Zahlt die PKV Kontaktlinsen?
Ja, meist aus demselben Topf wie die Brille. 7.431 Tarife nennen Kontaktlinsen ausdrücklich im Merkmal Sehhilfen. Zahlt die PKV für Kontaktlinsen? In der Regel ja, und …
Ja, meist aus demselben Topf wie die Brille. 7.431 Tarife nennen Kontaktlinsen ausdrücklich im Merkmal Sehhilfen.
Zahlt die PKV für Kontaktlinsen?
In der Regel ja, und ohne die engen Ausnahmen der gesetzlichen Kasse. Die üblichen Formulierungen lauten auf Sehhilfen in Klammern Gläser, Brillengestelle, Kontaktlinsen, womit alle drei aus einem Budget laufen.
Fünf Tarife führen für Linsen konkrete Beträge:
- ARAG 21P90: bis 300 Euro für Kontaktlinsen im Kalenderjahr, zusätzlich zur Gläser- und Gestellregelung
- AXA Vision 2: bis 310 Euro für ein Einstärken-Linsenpaar, bis 760 Euro mehrstärkig, ab sechs Dioptrien 680 beziehungsweise 935 Euro
- Barmenia VA 100: 416 Euro für Sehhilfen aller Art, ab 8 Dioptrien 624 Euro
- UKV VG: 200 Euro für Gläser, Gestelle und Kontaktlinsen zusammen, erneut nach drei Jahren
- HanseMerkur KVE3: 100 Euro für Sehhilfen, erneuter Anspruch nach 36 Monaten
Pflegemittel bleiben fast überall außen vor. Einzelne Bedingungswerke schließen sie ausdrücklich aus, andere schweigen dazu, was auf dasselbe hinausläuft.

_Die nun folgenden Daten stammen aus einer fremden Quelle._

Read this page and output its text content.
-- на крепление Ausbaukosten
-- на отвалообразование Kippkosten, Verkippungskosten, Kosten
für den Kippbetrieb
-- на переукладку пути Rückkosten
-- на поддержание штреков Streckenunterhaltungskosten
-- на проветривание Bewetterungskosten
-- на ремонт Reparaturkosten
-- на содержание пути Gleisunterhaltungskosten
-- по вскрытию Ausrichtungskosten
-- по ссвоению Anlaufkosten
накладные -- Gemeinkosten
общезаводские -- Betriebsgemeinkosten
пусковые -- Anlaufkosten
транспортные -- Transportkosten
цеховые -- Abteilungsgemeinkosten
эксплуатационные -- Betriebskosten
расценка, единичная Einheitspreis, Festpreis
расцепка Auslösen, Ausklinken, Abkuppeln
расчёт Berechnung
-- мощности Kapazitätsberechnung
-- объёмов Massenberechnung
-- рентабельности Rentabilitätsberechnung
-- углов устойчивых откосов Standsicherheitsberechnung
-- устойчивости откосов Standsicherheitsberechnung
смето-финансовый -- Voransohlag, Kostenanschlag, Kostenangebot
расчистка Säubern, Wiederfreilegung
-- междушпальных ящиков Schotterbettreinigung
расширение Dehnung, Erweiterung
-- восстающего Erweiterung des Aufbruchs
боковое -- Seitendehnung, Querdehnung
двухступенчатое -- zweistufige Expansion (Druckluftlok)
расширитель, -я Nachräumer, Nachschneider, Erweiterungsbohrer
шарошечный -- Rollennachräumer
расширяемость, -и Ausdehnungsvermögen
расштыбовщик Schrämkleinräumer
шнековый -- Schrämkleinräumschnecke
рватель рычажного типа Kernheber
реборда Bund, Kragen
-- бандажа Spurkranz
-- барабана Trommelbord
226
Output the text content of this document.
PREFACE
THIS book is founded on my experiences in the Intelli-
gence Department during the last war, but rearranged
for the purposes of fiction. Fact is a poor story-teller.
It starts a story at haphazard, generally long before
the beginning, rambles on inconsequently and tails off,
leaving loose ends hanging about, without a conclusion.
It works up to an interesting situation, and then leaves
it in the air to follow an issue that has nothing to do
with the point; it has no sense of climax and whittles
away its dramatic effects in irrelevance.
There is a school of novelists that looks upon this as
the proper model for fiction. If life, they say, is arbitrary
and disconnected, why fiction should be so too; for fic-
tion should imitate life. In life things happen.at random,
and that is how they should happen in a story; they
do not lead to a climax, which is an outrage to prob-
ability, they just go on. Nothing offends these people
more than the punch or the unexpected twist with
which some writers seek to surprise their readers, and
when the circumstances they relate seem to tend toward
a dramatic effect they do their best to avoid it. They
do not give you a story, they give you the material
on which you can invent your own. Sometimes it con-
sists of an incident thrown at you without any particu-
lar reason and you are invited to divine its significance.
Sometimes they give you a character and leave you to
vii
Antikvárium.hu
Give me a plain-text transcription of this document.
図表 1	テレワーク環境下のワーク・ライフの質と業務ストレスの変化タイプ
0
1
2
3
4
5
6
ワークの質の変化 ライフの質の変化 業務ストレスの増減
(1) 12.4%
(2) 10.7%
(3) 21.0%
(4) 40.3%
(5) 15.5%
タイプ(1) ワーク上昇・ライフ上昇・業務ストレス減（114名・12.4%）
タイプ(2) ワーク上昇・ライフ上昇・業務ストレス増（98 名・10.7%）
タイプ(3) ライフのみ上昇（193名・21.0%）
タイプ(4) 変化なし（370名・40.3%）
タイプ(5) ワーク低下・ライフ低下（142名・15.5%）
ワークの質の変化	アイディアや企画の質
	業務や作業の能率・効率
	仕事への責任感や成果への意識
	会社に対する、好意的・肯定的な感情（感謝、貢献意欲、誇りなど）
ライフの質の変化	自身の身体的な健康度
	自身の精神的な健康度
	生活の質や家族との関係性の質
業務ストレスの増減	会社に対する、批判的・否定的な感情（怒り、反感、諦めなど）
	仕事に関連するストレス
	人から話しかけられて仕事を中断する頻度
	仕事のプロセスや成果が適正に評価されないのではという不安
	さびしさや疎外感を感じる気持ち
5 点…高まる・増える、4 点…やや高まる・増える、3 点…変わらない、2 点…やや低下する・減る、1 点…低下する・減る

Voraussetzungen, damit die PKV für Kontaktlinsen zahlt
Die Linsen müssen eine Fehlsichtigkeit ausgleichen. Farbige Linsen ohne Sehstärke behandeln nichts und bleiben deshalb überall unerstattet.
Kläre vor dem Kauf diese vier Fragen:
- Zählen Linsen im Tarif zum Brillenbudget oder haben sie einen eigenen Betrag?
- Gilt die Erstattung je Kalenderjahr oder je Wiederbeschaffungsfrist?
- Behandelt der Tarif Tages- und Monatslinsen gleich oder meint er nur Jahreslinsen?
- Trägt der Tarif die Anpassung durch Augenarzt oder Optiker mit?
Bei Tageslinsen summiert sich der Verbrauch schnell über jedes Budget. Ein Tarif mit Jahresbetrag wie die ARAG 21P90 passt dafür besser als einer mit Dreijahresfrist wie die UKV VG.
Was übernimmt die gesetzliche Krankenkasse bei Kontaktlinsen?
Nur in medizinisch begründeten Ausnahmefällen. Die Hilfsmittel-Richtlinie nennt dafür Lagen wie sehr starke Fehlsichtigkeit, einen deutlichen Dioptrienunterschied zwischen beiden Augen oder Erkrankungen der Hornhaut, bei denen eine Brille die Sehschärfe nicht ausreichend herstellt.
Wer schlicht lieber Linsen als Brille trägt, bekommt nichts. Kosmetische und farbige Linsen fallen heraus, Pflegemittel ebenfalls. Rechtsgrundlage bildet auch hier § 33 SGB V.